Pourquoi définir la continuité ?

Les notions de limites, de continuité, de droite réelle même, n'ont eu de définition rigoureuse que longtemps après avoir été introduites et appliquées. Dans la deuxième moitié du XIXe siècle, les mathématiciens ont commencé à refuser de se satisfaire de ce qui, jusqu'alors, apparaissait comme des évidences de nature géométrique.

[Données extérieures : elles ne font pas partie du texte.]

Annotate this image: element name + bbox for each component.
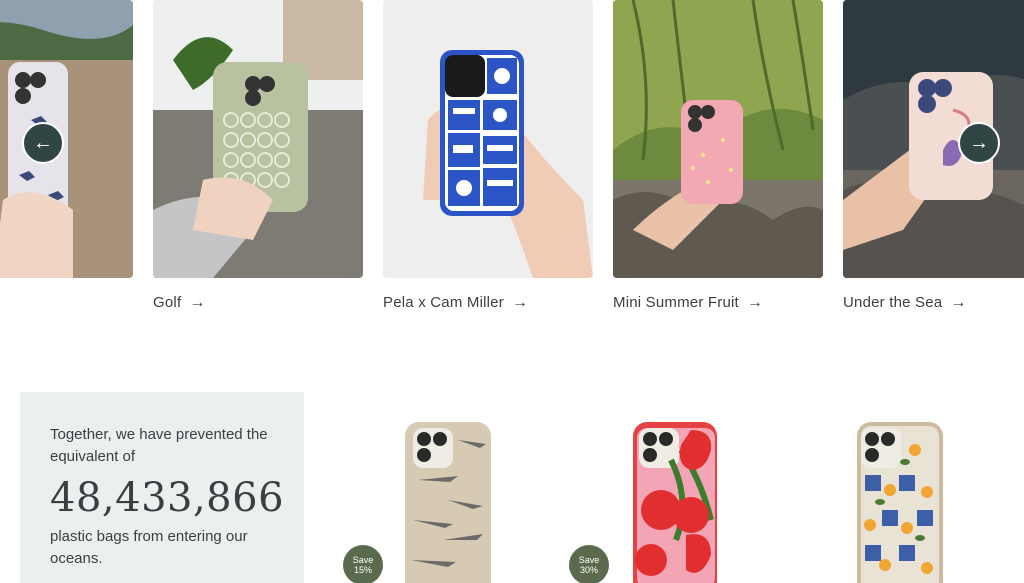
collection-label[interactable]: Mini Summer Fruit → [613,294,823,311]
arrow-right-icon: → [511,293,529,311]
badge-label: Save [352,555,374,565]
arrow-right-icon: → [746,293,764,311]
collection-image[interactable] [383,0,593,278]
badge-value: 15% [353,565,372,575]
collection-label[interactable]: Golf → [153,294,363,311]
collection-card-horses[interactable]: ound → [0,0,133,311]
arrow-right-icon: → [969,131,989,154]
collection-name[interactable]: Under the Sea [843,294,942,311]
product-image[interactable] [631,420,721,583]
impact-number: 48,433,866 [50,475,285,521]
product-card-tile-lemon-case[interactable] [855,420,945,583]
collection-image[interactable] [153,0,363,278]
impact-stat-panel: Together, we have prevented the equivale… [20,392,304,583]
badge-label: Save [578,555,600,565]
product-card-shark-case[interactable] [403,420,493,583]
collection-image[interactable] [0,0,133,278]
collection-name[interactable]: Pela x Cam Miller [383,294,504,311]
discount-badge: Save 15% [343,545,383,583]
impact-outro-text: plastic bags from entering our oceans. [50,528,248,567]
collection-name[interactable]: Golf [153,294,181,311]
product-image[interactable] [403,420,493,583]
badge-value: 30% [579,565,598,575]
carousel-prev-button[interactable]: ← [22,122,64,164]
product-image[interactable] [855,420,945,583]
collection-label[interactable]: Under the Sea → [843,294,1024,311]
collection-name[interactable]: Mini Summer Fruit [613,294,739,311]
product-card-strawberry-case[interactable] [631,420,721,583]
collection-image[interactable] [613,0,823,278]
impact-intro-text: Together, we have prevented the equivale… [50,426,268,465]
discount-badge: Save 30% [569,545,609,583]
collection-card-golf[interactable]: Golf → [153,0,363,311]
collection-label[interactable]: Pela x Cam Miller → [383,294,593,311]
collection-card-pela-x-cam-miller[interactable]: Pela x Cam Miller → [383,0,593,311]
arrow-left-icon: ← [33,131,53,154]
arrow-right-icon: → [950,293,967,311]
collection-card-under-the-sea[interactable]: Under the Sea → [843,0,1024,311]
collection-label[interactable]: ound → [0,294,133,311]
arrow-right-icon: → [189,293,206,311]
collection-card-mini-summer-fruit[interactable]: Mini Summer Fruit → [613,0,823,311]
collection-carousel: ound → [0,0,1024,330]
carousel-next-button[interactable]: → [958,122,1000,164]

Voici ce qu'en dit Julius Dedekind (1831-1877) dans la préface de son ouvrage «Continuité et nombres rationnels»  en 1872.
Les considérations qui font l'objet de ce court essai datent de l'automne 1858. Je me trouvai alors, en tant que professeur à l'Ecole Polytechnique Fédérale de Zurich, obligé pour la première fois d'exposer les éléments du calcul différentiel et je ressentis à cette occasion, plus vivement encore qu'auparavant, combien l'arithmétique manque d'un fondement véritablement scientifique. À propos du concept d'une grandeur variable qui tend vers une limite fixe, et notamment pour prouver le théorème que toute grandeur qui croît constamment, mais non au-delà de toute limite, doit nécessairement tendre vers une valeur limite, je cherchai refuge dans les évidences géométriques. Maintenant encore, admettre ainsi l'intuition géométrique dans le premier enseignement du calcul différentiel me semble, du point de vue didactique, extraordinairement utile, indispensable même, si l'on ne veut pas perdre trop de temps. Mais, personne ne le niera, cette façon d'introduire au calcul différentiel, ne peut aucunement prétendre avoir un caractère scientifique. Mon sentiment d'insatisfaction était alors si puissant que je pris la ferme décision de réfléchir jusqu'à ce que j'aie trouvé un fondement purement arithmétique et parfaitement rigoureux des principes de l'analyse infinitésimale.